The etymologies of the characters’ names are references to biblical characters, which is another way of portraying them. The story focuses on Macon Dead, with the nickname Milkman. He got this nickname because his mother breastfed him during his childhood.

This was just the beginning of unhealthy family relationships: Milkman’s mother was obsessed with her father, Doctor Foster. After his death, she was completely devasted. This further complicates the relationship between the Milkman and his mother, since he blames her for tying him to her, suspects that she was sexually involved with her father, and blames her for not loving her husband (his father) as much. This novel is an open history of one family tree, in a modern way, similar to Marquez’s One Hundred Years of Solitude:

It’s a bad word, ‘belong.’ Especially when you put it with somebody you love … You can’t own a human being.

 

In Song of Solomon, the causes of many complex relationships are explained through the way characters were previously treated.
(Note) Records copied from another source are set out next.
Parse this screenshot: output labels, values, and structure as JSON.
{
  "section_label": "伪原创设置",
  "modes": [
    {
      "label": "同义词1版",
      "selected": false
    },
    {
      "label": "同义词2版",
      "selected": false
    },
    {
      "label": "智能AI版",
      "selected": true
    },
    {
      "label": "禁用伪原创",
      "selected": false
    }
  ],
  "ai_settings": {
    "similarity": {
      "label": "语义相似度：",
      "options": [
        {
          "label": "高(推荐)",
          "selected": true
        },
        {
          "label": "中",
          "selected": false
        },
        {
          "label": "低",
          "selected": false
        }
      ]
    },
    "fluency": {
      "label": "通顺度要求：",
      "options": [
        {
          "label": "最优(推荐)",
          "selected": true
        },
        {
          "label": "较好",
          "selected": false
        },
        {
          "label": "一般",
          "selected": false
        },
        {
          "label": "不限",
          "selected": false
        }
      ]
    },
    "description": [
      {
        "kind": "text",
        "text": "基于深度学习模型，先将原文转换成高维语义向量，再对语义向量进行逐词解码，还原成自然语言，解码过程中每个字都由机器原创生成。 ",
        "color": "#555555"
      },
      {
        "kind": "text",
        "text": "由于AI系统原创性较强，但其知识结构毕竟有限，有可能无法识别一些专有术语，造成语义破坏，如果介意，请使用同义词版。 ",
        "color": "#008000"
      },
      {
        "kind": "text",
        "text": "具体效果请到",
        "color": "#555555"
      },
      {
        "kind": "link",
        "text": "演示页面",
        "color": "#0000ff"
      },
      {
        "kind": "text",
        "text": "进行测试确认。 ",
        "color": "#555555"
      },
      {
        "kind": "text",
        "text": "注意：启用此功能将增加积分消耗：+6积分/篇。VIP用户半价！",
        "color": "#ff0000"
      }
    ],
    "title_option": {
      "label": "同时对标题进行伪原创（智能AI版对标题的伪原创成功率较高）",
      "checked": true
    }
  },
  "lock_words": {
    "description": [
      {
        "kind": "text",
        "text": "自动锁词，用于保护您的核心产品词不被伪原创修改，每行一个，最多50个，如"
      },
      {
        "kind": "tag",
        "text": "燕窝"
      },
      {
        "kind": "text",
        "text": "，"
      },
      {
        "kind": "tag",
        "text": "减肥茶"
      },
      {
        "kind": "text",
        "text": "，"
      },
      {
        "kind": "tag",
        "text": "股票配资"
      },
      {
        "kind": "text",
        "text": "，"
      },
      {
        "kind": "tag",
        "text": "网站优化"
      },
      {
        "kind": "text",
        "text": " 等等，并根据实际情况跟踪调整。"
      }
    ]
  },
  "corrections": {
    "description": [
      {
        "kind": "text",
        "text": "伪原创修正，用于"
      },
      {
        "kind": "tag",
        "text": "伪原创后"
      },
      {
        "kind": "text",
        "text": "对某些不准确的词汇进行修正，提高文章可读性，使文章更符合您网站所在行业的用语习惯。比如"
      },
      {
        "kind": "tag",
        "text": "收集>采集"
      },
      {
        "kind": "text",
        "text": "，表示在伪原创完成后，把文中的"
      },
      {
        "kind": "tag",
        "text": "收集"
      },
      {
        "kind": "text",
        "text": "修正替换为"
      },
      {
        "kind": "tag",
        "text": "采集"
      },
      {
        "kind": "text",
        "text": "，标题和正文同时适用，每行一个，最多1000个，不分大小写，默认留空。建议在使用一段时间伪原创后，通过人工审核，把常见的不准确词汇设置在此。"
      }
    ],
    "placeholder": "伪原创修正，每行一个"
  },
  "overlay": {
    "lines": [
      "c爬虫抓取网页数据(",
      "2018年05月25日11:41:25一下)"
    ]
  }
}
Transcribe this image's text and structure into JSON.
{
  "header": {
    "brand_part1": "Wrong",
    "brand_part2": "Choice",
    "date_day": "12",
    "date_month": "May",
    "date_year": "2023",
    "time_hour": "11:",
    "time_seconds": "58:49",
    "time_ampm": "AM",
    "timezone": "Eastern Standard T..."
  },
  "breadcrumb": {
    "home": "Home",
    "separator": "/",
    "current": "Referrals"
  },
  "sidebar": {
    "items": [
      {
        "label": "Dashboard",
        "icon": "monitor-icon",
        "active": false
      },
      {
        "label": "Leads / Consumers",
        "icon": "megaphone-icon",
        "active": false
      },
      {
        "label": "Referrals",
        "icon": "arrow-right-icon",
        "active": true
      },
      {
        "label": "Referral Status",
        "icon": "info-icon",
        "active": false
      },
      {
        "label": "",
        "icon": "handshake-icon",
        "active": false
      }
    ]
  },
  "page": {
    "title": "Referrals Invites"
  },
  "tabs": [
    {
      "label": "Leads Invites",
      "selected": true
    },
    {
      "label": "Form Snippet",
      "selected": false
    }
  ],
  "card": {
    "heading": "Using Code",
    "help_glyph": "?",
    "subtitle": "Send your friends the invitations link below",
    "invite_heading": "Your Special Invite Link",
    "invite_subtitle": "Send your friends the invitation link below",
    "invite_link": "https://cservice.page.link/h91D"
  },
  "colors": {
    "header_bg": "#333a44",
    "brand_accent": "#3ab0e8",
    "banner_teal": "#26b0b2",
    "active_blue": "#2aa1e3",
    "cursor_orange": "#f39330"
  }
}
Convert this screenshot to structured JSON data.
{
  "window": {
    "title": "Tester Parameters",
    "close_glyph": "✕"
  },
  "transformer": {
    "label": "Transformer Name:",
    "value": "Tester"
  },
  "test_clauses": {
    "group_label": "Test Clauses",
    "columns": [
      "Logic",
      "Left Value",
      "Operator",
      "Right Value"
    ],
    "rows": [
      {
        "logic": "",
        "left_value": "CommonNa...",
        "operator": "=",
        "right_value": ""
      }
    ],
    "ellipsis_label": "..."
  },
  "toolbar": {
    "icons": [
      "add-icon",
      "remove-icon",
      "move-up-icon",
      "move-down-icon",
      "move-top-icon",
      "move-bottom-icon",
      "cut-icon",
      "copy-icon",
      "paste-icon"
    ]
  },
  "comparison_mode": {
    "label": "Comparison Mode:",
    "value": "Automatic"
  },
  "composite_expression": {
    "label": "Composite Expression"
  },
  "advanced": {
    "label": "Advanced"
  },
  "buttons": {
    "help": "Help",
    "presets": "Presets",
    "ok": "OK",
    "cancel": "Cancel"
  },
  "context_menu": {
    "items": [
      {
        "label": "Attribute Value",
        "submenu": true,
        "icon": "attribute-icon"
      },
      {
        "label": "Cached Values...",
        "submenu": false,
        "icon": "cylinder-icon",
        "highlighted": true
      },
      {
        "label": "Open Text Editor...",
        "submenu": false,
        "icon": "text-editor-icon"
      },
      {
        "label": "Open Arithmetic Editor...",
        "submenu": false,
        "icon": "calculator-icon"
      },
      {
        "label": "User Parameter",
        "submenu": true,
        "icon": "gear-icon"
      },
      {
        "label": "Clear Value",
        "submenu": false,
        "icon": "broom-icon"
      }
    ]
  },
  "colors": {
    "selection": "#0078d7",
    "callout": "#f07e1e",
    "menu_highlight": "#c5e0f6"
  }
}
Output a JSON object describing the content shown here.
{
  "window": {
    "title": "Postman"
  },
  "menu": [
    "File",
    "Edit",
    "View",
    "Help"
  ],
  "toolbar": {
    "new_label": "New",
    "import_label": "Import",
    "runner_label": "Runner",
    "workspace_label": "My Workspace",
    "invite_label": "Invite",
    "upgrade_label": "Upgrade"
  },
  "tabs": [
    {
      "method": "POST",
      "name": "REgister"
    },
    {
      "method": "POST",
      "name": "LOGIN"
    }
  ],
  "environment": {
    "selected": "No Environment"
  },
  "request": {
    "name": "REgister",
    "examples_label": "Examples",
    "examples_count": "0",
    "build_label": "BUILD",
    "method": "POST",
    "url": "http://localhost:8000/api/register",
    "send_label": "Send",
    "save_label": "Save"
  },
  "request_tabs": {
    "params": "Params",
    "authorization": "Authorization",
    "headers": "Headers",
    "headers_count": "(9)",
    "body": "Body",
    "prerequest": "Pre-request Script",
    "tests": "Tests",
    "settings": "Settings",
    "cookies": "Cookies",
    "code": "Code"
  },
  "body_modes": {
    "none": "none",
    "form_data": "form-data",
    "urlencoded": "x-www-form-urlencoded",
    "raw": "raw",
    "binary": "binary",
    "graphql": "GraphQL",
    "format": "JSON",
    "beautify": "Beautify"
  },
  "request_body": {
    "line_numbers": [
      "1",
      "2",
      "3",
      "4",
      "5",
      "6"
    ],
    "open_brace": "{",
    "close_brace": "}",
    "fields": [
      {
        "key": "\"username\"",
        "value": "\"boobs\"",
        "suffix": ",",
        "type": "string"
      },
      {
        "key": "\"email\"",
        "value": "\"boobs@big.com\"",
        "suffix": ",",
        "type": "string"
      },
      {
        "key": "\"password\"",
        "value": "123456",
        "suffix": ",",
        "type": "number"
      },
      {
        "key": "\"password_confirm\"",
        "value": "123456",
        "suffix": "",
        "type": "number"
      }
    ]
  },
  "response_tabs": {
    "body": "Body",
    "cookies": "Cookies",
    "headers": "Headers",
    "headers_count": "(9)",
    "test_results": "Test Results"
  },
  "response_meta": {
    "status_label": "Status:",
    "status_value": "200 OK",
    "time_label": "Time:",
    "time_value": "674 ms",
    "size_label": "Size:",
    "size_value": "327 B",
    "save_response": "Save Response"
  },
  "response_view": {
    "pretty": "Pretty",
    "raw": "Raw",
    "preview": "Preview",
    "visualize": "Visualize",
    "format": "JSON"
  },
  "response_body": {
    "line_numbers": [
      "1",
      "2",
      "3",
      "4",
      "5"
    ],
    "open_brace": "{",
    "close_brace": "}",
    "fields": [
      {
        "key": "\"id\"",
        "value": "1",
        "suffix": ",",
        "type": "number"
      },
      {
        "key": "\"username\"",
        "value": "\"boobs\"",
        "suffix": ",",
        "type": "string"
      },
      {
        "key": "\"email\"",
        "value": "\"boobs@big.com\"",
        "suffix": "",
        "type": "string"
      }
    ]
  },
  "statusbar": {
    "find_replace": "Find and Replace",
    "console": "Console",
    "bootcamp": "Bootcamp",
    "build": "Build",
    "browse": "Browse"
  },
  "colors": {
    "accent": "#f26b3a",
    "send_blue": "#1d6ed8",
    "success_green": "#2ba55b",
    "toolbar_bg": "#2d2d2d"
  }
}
There is a lot of passion going on, unrequited love, attempted murders, and suicides. Morrison has managed to strip naked the essence of every human: the need to love and be loved.

No matter what era they come from, these novels are directly connected with 21st-century perceptions of love. We may say that some things never change – and the mechanisms of love could be one of these things. If perceived from the right angle, these writings can teach us a thing or two about relationships, self-acceptance, self-love, and the dynamics of giving and receiving love.